Atteints d’handicaps lourds pour certains, les pensionnaires, encadrés par les éducateurs du centre, ont été au fur et à mesure initiés à l’éveil de leurs facultés. La plupart des jeunes femmes fréquentant ce centre sont atteintes de trisomie.

Durant près d’une décennie, le Centre régional pour la prise en charge des enfants victimes du terrorisme a accueilli plusieurs dizaines de petits pensionnaires, avant d’être réaffecté en 2008, sur décision présidentielle, pour devenir le Centre d’aide au travail.

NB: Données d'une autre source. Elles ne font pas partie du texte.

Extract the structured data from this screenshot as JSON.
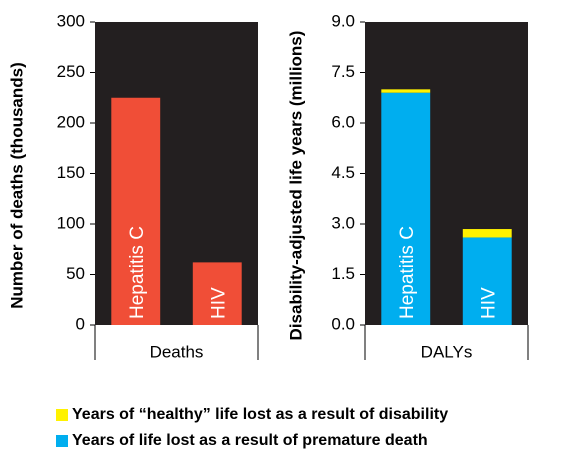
{
  "chart_data": [
    {
      "type": "bar",
      "ylabel": "Number of deaths (thousands)",
      "xlabel": "Deaths",
      "categories": [
        "Hepatitis C",
        "HIV"
      ],
      "values": [
        225,
        62
      ],
      "color": "#f04e37",
      "ylim": [
        0,
        300
      ],
      "yticks": [
        0,
        50,
        100,
        150,
        200,
        250,
        300
      ]
    },
    {
      "type": "stacked_bar",
      "ylabel": "Disability-adjusted life years (millions)",
      "xlabel": "DALYs",
      "categories": [
        "Hepatitis C",
        "HIV"
      ],
      "series": [
        {
          "name": "Years of life lost as a result of premature death",
          "color": "#00aeef",
          "values": [
            6.9,
            2.6
          ]
        },
        {
          "name": "Years of “healthy” life lost as a result of disability",
          "color": "#fff200",
          "values": [
            0.1,
            0.25
          ]
        }
      ],
      "ylim": [
        0,
        9
      ],
      "yticks": [
        {
          "value": 0,
          "label": "0.0"
        },
        1.5,
        {
          "value": 3,
          "label": "3.0"
        },
        4.5,
        {
          "value": 6,
          "label": "6.0"
        },
        7.5,
        {
          "value": 9,
          "label": "9.0"
        }
      ]
    }
  ]
}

Un centre spécialisé qui accueille une catégorie sociale très sensible, à savoir des handicapés mentaux âgés de 18 ans et plus, afin de leur permettre une meilleure insertion dans la vie active.

Pour cela, et après sa visite en 2008 à Bouira, M. Djamel Ould Abbès, ministre de la Solidarité nationale de l’époque, le décret exécutif n°02/08 de février 2008 portant sur la création du Centre d’aide par le travail destiné à cette catégorie avait été publié.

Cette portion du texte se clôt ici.